Promise me, darling
Today I developed some new reports on how accurate our ship promise dates are. I sorted the accuracy into ranges and within the ranges I created we got all the way into five days late or ten days early before 80% of the lines were accounted for.
Most of these were original system-generated promises assigned when the order was booked. But when we start manually adjusting the promise dates things don’t get too much better. Our promise dates are not very stable. Some of this is due to unforseen events such as equipment breakdown. Some of it is vendors missing their promise dates to us, which is partly the hidden cost of low cost vendors.
Some of the problems are a little less obvious. We often hear that while we were waiting for component Y to become available, customer orders depleted component X, forcing us to repromise the product even if component Y came in on the original schedule. This sounds like a moron’s problem; why not lock up all the components needed so they can’t disappear?

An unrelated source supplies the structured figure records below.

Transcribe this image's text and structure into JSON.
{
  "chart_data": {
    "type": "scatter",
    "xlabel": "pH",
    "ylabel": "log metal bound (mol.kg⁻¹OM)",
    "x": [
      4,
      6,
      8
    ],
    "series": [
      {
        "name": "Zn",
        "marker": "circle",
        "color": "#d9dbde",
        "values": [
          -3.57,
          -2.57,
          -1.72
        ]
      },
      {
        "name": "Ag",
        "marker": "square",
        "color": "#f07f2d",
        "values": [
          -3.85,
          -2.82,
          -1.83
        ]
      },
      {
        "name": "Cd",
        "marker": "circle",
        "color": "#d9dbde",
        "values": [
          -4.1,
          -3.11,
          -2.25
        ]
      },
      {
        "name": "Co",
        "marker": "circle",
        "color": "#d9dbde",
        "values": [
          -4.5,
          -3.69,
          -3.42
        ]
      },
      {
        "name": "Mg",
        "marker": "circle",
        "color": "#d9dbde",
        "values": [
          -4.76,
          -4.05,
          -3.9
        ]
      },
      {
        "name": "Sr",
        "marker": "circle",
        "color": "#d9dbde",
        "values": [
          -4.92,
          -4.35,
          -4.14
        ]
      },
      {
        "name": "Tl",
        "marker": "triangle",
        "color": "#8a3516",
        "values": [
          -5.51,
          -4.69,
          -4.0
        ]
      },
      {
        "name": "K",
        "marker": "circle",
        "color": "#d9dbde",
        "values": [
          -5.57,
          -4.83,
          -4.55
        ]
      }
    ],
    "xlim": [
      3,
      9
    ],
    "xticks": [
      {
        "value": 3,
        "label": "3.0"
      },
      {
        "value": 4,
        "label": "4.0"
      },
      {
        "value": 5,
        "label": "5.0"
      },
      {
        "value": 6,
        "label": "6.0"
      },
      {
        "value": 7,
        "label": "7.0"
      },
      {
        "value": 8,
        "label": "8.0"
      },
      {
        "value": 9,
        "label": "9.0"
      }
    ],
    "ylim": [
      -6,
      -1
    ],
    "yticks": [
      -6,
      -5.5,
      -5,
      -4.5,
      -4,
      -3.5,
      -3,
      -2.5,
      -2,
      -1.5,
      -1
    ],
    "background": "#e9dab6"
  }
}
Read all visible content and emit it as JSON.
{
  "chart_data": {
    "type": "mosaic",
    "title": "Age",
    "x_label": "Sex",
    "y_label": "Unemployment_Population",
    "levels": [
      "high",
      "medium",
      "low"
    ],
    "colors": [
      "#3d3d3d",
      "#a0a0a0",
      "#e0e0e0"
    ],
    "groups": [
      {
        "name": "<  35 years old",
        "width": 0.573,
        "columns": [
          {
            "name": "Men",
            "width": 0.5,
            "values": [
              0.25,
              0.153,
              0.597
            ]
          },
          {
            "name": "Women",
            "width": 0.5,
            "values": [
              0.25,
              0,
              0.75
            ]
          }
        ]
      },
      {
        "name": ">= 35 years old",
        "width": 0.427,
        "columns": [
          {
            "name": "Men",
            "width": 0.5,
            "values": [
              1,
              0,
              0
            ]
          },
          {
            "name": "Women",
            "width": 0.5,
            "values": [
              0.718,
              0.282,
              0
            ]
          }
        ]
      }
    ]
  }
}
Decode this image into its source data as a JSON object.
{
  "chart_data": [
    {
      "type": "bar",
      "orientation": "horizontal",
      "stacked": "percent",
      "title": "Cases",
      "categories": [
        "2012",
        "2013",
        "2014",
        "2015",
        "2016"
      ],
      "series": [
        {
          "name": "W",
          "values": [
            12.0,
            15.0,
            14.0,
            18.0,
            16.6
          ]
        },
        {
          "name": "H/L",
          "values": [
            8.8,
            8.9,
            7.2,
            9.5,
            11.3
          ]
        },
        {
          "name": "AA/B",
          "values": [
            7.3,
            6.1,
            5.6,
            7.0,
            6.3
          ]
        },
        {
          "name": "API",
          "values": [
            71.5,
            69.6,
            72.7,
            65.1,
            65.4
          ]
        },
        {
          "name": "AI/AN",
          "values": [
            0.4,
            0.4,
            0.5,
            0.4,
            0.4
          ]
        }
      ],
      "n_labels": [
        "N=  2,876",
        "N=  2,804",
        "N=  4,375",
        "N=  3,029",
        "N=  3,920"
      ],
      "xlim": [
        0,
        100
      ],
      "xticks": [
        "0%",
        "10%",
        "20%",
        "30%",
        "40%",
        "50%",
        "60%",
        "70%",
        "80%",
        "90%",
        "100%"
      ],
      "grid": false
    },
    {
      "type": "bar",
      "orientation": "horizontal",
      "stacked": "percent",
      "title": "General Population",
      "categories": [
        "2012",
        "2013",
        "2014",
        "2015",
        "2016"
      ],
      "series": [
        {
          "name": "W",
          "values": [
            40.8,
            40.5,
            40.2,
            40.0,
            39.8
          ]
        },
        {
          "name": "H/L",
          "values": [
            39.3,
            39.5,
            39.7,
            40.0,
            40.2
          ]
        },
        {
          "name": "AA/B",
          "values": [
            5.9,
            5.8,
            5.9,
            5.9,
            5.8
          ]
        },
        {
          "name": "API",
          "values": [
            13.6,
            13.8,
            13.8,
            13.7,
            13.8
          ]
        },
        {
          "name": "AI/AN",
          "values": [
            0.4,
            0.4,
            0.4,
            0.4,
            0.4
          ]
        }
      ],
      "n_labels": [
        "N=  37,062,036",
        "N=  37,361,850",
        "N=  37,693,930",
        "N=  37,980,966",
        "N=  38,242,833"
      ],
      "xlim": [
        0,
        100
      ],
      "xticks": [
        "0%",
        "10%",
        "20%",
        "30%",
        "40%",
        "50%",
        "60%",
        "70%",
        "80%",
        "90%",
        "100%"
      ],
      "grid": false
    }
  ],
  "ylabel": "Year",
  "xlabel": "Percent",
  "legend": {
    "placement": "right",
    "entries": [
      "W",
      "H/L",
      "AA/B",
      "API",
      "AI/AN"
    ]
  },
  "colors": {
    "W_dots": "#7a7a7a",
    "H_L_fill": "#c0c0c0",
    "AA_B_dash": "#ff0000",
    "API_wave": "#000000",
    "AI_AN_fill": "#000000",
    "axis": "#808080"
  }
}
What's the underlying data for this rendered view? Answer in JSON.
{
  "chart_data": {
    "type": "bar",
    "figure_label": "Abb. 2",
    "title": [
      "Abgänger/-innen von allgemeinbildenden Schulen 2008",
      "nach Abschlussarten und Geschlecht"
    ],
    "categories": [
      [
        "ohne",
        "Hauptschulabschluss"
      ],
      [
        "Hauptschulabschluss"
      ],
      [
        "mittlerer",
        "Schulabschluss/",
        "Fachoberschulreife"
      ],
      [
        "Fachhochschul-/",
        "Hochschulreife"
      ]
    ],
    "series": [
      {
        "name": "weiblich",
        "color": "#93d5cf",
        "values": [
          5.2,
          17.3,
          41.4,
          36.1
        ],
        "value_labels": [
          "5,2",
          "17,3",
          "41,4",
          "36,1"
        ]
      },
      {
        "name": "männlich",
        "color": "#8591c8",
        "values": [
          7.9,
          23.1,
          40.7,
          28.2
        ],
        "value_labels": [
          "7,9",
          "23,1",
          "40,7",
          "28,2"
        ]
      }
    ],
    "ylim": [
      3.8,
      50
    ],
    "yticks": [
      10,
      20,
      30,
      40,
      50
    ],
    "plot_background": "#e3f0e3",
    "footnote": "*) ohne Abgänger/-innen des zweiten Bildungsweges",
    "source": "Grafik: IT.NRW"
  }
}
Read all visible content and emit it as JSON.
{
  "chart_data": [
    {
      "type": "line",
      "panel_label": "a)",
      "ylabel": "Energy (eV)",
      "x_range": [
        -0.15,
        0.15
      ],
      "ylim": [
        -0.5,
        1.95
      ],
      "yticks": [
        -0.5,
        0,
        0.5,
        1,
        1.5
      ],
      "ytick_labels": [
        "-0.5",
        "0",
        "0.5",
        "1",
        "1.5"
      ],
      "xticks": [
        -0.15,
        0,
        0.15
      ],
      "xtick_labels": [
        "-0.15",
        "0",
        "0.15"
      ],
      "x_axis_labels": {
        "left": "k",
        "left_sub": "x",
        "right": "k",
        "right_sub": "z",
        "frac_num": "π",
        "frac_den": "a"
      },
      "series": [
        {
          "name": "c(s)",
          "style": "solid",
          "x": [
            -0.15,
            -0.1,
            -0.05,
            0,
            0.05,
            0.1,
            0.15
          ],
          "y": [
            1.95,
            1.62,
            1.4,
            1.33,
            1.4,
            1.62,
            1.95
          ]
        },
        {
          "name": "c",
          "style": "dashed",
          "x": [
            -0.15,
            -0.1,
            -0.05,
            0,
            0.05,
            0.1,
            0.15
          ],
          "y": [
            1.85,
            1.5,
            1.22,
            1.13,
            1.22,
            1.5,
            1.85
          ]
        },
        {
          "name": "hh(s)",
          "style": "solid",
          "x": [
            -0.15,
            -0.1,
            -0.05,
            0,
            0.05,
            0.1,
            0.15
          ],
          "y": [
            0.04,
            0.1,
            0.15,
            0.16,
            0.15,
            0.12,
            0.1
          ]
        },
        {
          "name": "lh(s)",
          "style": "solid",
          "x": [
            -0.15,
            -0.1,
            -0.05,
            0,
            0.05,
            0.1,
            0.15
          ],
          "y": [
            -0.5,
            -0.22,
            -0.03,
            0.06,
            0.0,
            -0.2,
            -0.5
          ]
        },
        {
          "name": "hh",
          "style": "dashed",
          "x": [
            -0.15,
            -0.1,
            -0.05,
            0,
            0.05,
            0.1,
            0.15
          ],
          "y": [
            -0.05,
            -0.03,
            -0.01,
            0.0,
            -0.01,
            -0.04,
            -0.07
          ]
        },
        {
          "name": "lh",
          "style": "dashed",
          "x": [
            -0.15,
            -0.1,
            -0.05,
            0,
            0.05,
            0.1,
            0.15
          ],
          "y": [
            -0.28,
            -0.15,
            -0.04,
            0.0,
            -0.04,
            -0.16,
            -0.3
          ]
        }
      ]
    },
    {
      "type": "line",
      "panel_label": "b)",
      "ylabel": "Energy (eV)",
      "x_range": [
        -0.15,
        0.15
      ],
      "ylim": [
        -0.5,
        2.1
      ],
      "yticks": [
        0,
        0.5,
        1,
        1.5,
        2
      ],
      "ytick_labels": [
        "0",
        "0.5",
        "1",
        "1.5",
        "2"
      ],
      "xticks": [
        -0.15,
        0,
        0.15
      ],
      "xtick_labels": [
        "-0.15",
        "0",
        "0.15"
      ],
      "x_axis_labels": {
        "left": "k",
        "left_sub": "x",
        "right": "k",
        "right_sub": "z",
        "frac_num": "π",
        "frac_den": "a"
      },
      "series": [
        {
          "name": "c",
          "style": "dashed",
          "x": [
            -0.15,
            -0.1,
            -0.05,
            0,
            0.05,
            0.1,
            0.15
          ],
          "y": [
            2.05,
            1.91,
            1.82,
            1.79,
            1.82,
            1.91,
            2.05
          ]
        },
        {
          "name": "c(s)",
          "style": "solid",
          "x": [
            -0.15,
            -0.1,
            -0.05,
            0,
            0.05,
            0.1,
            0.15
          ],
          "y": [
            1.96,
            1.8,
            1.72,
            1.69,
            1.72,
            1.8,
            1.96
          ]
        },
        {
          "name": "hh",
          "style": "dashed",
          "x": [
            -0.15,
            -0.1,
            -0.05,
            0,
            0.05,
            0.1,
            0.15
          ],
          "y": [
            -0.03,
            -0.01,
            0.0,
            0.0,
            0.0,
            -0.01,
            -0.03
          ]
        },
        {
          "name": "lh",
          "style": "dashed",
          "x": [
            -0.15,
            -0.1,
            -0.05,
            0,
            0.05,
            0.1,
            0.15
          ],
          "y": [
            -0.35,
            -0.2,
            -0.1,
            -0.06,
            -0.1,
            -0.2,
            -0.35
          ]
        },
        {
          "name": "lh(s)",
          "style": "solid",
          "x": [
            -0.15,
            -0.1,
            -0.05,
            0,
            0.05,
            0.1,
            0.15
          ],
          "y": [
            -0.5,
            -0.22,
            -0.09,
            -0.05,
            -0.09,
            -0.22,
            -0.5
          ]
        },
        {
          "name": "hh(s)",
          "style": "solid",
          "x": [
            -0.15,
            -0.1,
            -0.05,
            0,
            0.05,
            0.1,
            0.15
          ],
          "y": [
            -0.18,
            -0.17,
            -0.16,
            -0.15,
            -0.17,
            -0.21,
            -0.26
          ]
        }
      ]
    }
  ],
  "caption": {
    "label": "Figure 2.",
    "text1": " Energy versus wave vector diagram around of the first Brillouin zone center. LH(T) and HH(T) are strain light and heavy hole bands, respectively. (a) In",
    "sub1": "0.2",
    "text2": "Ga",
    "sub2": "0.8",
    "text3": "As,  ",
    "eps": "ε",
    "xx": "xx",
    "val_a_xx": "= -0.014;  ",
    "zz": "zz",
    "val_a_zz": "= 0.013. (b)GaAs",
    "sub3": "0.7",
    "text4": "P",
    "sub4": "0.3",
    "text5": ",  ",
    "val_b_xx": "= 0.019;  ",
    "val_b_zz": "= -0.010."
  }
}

But we only hear about the problems. We don’t hear about all the times when a customer wanted some of part X and we shipped their order and replaced the inventory before it was ever missed. So how far out do you lock up your components?
Most sensibly, within the component lead time. But our software only supports a single time window for allocation of sales orders. We could also just immediately lock up any inventory that will be needed for a planned build, but if we don’t start hearing from our customers within a week of doing that, we will be hearing from our leadership by the end of the month when they want us to turn every scrap of inventory into invoicable shipments, and worry about the damage next month.
Further degrading our promise accuracy is that we don’t really know what we can build in the first place. That is, our system doesn’t tell us that, given the supply that is past due and the supply that is on schedule, n of unit A can be built today and p of unit B can be built tomorrow. It will tell us when we owe A; separately, it will tell us what we need to build A; separately, we can look up what is going on with those parts needed; but the system does not bring all of this information together. So even assuming we had accurate dates for when our vendors would deliver loaded into the system, that information is not taken into account to delivery, systematically, a straightforward build plan.
Throw in the factor that many components are required across a number of different models, and what often happens is just simple human oversight of some complicating factor that delays the production of the item to be promised.
On this last point I just started last week researching what kind of logic the system would have to apply to bring the whole picture together. But I am already gearing up to be told by our skeleton crew of IT that such a program is too resource-intensive. I mean, looking at all the interrelated layers of supply and demand–that’s a lot to ask of a production control system, isn’t it?